Registered users' ages range from 21 to 58. Registration is free but members have to pay R69 a month if they want to use the agency to contact each other.
Sassman says he donates 10% of his profits to Aids charities. He is trying to get corporate sponsorship to do an online marketing campaign.
Working at a marketing firm during the day, he works on the site at night while looking after his 18-month old baby.
Dr David Harrison, chief executive officer of the Aids-prevention campaign loveLife, said the site was constructive because it was a vehicle for distributing information about safe sex and ways of living with HIV.
By connecting people, it also provided support for people who were HIV-positive, Harrison said.
"One of the dilemmas for HIV-positive people is they're in a situation which many interpret as a death sentence. They've got all this isolation . . . so they hide it from everyone else, thereby increasing the risk to others - and to themselves, by just living dangerously."

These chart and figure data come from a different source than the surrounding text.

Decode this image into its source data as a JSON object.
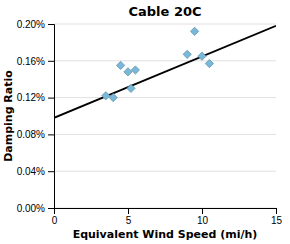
{
  "chart_data": {
    "type": "scatter",
    "title": "Cable 20C",
    "xlabel": "Equivalent Wind Speed (mi/h)",
    "ylabel": "Damping Ratio",
    "series": [
      {
        "type": "line",
        "x": [
          0,
          15
        ],
        "values": [
          0.00098,
          0.00198
        ],
        "color": "#000000",
        "line_style": "solid"
      },
      {
        "type": "scatter",
        "x": [
          3.5,
          4.0,
          4.5,
          5.0,
          5.2,
          5.5,
          9.0,
          9.5,
          10.0,
          10.5
        ],
        "values": [
          0.00122,
          0.0012,
          0.00155,
          0.00148,
          0.0013,
          0.0015,
          0.00167,
          0.00192,
          0.00165,
          0.00157
        ],
        "color": "#7ab8d9",
        "marker": "diamond"
      }
    ],
    "xlim": [
      0,
      15
    ],
    "ylim": [
      0.0,
      0.002
    ],
    "xticks": [
      0,
      5,
      10,
      15
    ],
    "yticks": [
      {
        "value": 0.0,
        "label": "0.00%"
      },
      {
        "value": 0.0004,
        "label": "0.04%"
      },
      {
        "value": 0.0008,
        "label": "0.08%"
      },
      {
        "value": 0.0012,
        "label": "0.12%"
      },
      {
        "value": 0.0016,
        "label": "0.16%"
      },
      {
        "value": 0.002,
        "label": "0.20%"
      }
    ],
    "grid": "y"
  }
}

Clinical psychologist and sexologist Dr Eugene Viljoen, who is a member of the board of the Southern African Sexual Health Association, said many HIV-positive people were afraid to come out because of a fear of rejection.
The Positive Connection could help them to do so, he said, and date in a responsible manner.
"HIV is a virus that has been driven underground . . . we need to open this up and get people talking about it."
But Thanduxolo Doro, spokesman for the National Association of People with HIV/Aids - an umbrella body for HIV support groups across the country - said The Positive Connection isolated HIV-positive people even further at a time when many groups were pushing for greater acceptance of these people.
The reality is that many HIV-positive people had relationships with HIV-negative persons, Doro said, and dating did not solve all the complex problems faced by those with the disease.
Sassman said creating the website has taught him how lonely it could be to be HIV-positive.
"Society has isolated people with HIV/Aids so badly. We're 20 years on with the disease, but we've gone nowhere," he said.